The ETV1 gene is a frequent partner in gene fusions in prostate cancer [Gasi Tandefelt et al., 2014]. Therefore, the authors compared a set of 552 de novo germline chromosomal rearrangements, of which two-thirds resulted from chromothripsis, with a comprehensive set of 68,018 breakpoints from rearrangements in cancer cells [van Heesch et al., 2014]. Between the de novo germline events and the cancer breakpoints, they found an overlap of 13 breakpoints in 9 genes: RUNX1 (3×), FOXP1 (2×), EBF1 (2×), and GMPS, ETV1, FGFR1, NFIB, VTI1A, HMGA2 (each once). This overlap prompted the authors to hypothesize that germline rearrangements may also predispose to malignant disease. For instance, patients with germline disruptions of RUNX1 may develop hematological malignancies later in life [Buijs et al., 2012]. In this way, the ‘mutator hypothesis' of cancer development is extended to also include genomic rearrangements [Fox et al., 2013]. In addition, these findings appear to substantiate the hypothesis Boveri [1914] has put forward a century ago.
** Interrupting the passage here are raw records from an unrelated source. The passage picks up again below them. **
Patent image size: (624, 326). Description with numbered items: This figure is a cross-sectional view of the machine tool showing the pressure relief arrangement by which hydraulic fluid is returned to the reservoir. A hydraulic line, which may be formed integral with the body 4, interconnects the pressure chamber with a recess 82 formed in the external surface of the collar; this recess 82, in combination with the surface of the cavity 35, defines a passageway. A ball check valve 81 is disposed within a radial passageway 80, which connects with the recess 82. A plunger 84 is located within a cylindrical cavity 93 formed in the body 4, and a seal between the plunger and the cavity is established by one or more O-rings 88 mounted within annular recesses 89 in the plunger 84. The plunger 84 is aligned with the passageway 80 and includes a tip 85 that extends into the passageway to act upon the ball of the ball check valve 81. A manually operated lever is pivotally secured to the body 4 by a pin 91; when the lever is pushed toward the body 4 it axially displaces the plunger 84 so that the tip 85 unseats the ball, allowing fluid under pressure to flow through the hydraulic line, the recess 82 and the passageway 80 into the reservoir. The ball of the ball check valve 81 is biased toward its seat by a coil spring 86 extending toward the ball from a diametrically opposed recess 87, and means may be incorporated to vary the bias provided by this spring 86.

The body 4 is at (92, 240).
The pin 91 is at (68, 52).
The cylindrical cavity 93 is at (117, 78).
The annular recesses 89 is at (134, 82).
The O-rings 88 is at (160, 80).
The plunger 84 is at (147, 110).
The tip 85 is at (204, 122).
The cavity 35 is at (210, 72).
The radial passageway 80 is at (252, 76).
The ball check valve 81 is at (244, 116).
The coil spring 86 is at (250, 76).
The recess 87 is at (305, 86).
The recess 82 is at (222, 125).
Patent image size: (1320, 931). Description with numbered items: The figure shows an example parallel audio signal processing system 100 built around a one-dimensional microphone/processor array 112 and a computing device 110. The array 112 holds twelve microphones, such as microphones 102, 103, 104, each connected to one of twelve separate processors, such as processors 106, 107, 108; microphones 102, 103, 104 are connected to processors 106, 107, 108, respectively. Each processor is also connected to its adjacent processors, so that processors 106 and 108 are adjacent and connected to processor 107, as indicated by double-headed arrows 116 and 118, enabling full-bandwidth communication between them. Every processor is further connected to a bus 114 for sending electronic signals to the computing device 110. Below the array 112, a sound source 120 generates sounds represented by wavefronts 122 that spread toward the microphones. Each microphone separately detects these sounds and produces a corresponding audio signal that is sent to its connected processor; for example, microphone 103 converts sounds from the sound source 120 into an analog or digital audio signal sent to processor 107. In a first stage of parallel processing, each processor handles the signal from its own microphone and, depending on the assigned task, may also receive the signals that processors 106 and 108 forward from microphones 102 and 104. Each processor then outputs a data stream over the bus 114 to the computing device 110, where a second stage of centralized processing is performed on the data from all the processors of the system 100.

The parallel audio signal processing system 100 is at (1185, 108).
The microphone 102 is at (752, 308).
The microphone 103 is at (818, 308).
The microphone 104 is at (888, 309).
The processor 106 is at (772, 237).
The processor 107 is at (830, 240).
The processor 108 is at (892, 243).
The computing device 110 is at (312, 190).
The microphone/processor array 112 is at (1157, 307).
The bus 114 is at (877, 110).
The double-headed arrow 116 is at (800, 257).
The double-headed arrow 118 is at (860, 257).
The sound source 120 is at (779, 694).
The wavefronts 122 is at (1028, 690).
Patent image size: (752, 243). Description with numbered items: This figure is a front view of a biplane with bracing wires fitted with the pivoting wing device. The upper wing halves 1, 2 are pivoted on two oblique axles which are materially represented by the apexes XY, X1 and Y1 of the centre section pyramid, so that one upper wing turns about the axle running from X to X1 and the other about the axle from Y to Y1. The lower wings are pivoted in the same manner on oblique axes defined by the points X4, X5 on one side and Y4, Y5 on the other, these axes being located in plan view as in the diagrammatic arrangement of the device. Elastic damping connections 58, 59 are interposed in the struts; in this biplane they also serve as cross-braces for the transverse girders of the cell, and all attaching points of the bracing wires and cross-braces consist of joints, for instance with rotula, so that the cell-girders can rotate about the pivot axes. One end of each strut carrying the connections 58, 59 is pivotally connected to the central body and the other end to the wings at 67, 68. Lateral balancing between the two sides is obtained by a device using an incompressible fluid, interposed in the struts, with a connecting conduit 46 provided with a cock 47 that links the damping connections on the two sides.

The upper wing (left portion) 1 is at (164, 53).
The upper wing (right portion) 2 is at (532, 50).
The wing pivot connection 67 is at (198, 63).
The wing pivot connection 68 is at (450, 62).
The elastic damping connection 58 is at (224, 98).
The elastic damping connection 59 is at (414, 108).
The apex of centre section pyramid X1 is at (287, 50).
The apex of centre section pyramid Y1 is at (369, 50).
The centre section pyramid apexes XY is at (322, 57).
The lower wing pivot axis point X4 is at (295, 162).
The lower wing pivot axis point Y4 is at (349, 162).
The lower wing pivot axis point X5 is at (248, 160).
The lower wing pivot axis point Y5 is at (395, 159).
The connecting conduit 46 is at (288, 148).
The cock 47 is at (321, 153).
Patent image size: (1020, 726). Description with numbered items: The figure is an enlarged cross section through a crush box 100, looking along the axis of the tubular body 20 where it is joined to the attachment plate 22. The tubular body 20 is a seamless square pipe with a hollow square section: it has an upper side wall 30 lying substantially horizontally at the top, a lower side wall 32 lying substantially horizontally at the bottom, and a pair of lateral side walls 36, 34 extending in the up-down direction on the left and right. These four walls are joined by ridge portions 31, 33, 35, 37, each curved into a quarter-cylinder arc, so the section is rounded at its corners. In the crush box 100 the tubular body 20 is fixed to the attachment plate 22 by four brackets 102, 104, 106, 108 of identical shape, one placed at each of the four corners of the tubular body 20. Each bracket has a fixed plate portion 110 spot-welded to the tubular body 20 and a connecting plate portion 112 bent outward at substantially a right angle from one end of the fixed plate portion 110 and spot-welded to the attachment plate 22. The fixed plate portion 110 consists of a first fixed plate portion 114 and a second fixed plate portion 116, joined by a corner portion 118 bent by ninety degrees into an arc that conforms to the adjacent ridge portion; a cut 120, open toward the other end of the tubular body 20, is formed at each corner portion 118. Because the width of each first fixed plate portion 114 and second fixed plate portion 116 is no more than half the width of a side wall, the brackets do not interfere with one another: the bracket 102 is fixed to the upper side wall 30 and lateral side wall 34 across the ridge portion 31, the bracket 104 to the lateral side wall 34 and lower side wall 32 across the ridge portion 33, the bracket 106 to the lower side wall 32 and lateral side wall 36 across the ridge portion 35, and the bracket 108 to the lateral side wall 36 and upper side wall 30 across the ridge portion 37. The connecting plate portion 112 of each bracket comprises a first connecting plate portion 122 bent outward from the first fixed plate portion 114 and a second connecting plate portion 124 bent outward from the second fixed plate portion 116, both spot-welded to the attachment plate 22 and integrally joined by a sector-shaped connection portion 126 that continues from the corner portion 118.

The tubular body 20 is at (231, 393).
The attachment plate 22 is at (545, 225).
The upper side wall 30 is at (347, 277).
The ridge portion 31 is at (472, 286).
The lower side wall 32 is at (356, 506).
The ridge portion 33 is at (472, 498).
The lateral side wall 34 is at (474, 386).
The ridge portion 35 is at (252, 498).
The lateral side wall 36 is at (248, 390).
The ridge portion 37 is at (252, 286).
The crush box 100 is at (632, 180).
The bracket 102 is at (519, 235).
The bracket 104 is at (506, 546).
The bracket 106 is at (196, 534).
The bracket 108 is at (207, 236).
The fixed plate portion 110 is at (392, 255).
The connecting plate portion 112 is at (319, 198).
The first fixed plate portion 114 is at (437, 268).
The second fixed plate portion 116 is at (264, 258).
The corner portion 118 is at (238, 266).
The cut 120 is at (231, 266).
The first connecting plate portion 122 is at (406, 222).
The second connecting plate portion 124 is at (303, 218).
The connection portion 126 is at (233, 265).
Bleeker et al. [2014] identified 11 syndromes with more than 100 individuals involving microtia and 26 syndromes with hypospadias, in which tumors were found at the same body sites as the major and minor characteristics of the syndromes. This suggests that tumors in patients with malformation syndromes may be explained by abnormal functioning of the same gene that has caused the malformation syndrome. The autosomal recessive disorder Werner Syndrome (WRN), in which patients suffer from a defect in proliferative homeostasis of mesenchymal tissues leading to phenotypes of premature ageing and an increased risk of mesenchymal tumors, also fits the pattern observed by Bleeker et al. [2014] and Epstein et al. [1966]. In addition, this syndrome may provide a mechanistic link between germline and somatic genome rearrangements. Female WRN patients show reduced fertility, while males are completely azoospermic. Somatic cells from WRN patients show a typical and diagnostic variegated chromosomal translocation mosaicism and spontaneous deletion formation [Salk et al., 1981; Fukuchi et al., 1989]. Absence of the WRN-encoded 3′-5′ helicase-3′-5′ exonuclease causes a reduction in recombinational repair, which results in hypersensitivity to DNA cross-linking and double-strand breaks provoking agents [Ogburn et al., 1997; Poot et al., 1999, 2001, 2002, 2004; Dhillon et al., 2007; Su et al., 2014]. In tumor cells, silencing WRN expression by RNA interference induces a mitotic catastrophe and eventually cell death, without affecting normal cells [Futami and Furuichi, 2015]. The studies of van Heesch et al. [2014], Bleeker et al. [2014] and Futami and Furuichi [2015] will certainly generate hypotheses that may lead to targeted new research, and above all, to novel approaches in cancer therapy.